Zaczęło się od kolizji, a zakończyło śmiercią...

Policjanci wyjaśniają okoliczności tragicznego wypadku, który miał miejsce w nocy z wtorku na środę na drodze ekspresowej S52. W jego wyniku śmierć poniósł 36-latek.

Wszystko wskazuje na to, że śmierć mężczyzny to splot nieszczęśliwych zdarzeń, które miały miejsce po północy, na granicy powiatu cieszyńskiego i bielskiego (woj. śląskie).

Zaczęło się od kolizji. Wstępne ustalenia wskazują na to, że jadąca w kierunku Bielska-Białej 27-letnia kobieta wpadła w poślizg i uderzyła w bariery ochronne. Uderzenie doprowadziło do tego, że plastikowe elementy spadły na pas ruchu prowadzący w kierunku Cieszyna. Najechał na nie 36-letni kierujący Kia Sportage.

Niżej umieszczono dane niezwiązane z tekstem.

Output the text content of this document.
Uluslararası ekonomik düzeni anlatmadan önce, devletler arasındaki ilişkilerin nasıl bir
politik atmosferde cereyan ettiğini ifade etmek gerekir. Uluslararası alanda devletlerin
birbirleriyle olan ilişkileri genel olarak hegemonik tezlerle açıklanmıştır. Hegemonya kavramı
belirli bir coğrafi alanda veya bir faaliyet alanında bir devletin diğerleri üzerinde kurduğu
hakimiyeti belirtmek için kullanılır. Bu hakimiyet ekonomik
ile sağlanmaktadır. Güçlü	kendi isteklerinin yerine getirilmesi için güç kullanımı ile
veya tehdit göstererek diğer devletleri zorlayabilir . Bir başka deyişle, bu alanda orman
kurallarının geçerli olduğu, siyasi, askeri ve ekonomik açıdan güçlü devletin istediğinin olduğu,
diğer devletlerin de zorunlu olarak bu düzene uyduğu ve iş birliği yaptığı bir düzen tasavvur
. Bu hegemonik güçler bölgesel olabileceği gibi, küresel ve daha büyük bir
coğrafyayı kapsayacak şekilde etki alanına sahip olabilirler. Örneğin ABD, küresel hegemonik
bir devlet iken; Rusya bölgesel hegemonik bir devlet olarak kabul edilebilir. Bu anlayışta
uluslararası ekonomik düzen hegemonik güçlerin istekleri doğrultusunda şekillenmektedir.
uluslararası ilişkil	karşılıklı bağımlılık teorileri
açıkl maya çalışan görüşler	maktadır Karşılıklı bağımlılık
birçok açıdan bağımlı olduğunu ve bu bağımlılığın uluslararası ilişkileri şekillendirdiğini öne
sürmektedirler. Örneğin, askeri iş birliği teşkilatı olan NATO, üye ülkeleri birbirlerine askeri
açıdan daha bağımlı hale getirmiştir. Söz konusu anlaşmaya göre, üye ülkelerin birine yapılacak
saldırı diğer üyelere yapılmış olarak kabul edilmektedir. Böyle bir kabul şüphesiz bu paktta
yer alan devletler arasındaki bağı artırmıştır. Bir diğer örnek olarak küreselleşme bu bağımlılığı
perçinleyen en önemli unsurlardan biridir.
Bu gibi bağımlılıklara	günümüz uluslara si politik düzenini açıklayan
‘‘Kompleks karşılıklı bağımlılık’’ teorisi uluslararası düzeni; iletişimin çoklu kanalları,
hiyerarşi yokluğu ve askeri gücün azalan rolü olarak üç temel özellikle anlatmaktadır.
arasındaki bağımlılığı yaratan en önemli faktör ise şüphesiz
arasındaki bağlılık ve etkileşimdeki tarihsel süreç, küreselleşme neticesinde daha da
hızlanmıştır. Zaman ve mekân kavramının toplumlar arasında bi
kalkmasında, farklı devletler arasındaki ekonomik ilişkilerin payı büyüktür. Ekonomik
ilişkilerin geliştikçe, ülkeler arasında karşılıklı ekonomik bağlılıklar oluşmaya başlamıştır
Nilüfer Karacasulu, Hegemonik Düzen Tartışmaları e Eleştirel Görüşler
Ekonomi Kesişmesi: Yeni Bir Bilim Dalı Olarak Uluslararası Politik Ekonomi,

Mężczyzna podróżował wspólnie ze swoją żoną oraz dwiema córkami w wieku 4 i 7 lat. W jego pojeździe uszkodzone zostały elementy podwozia oraz przednie koło. Mężczyzna w związku z uszkodzeniem własnego pojazdu zatrzymał się na poboczu, tuż przed wjazdem na znajdujący się w ciągu drogi S52 wiadukt. Widząc, że po drugiej stronie drogi doszło do kolizji, postanowił pomóc. Przeszedł do poszkodowanej przez bariery energochłonne, a następnie wezwał pomoc drogową i pogotowie.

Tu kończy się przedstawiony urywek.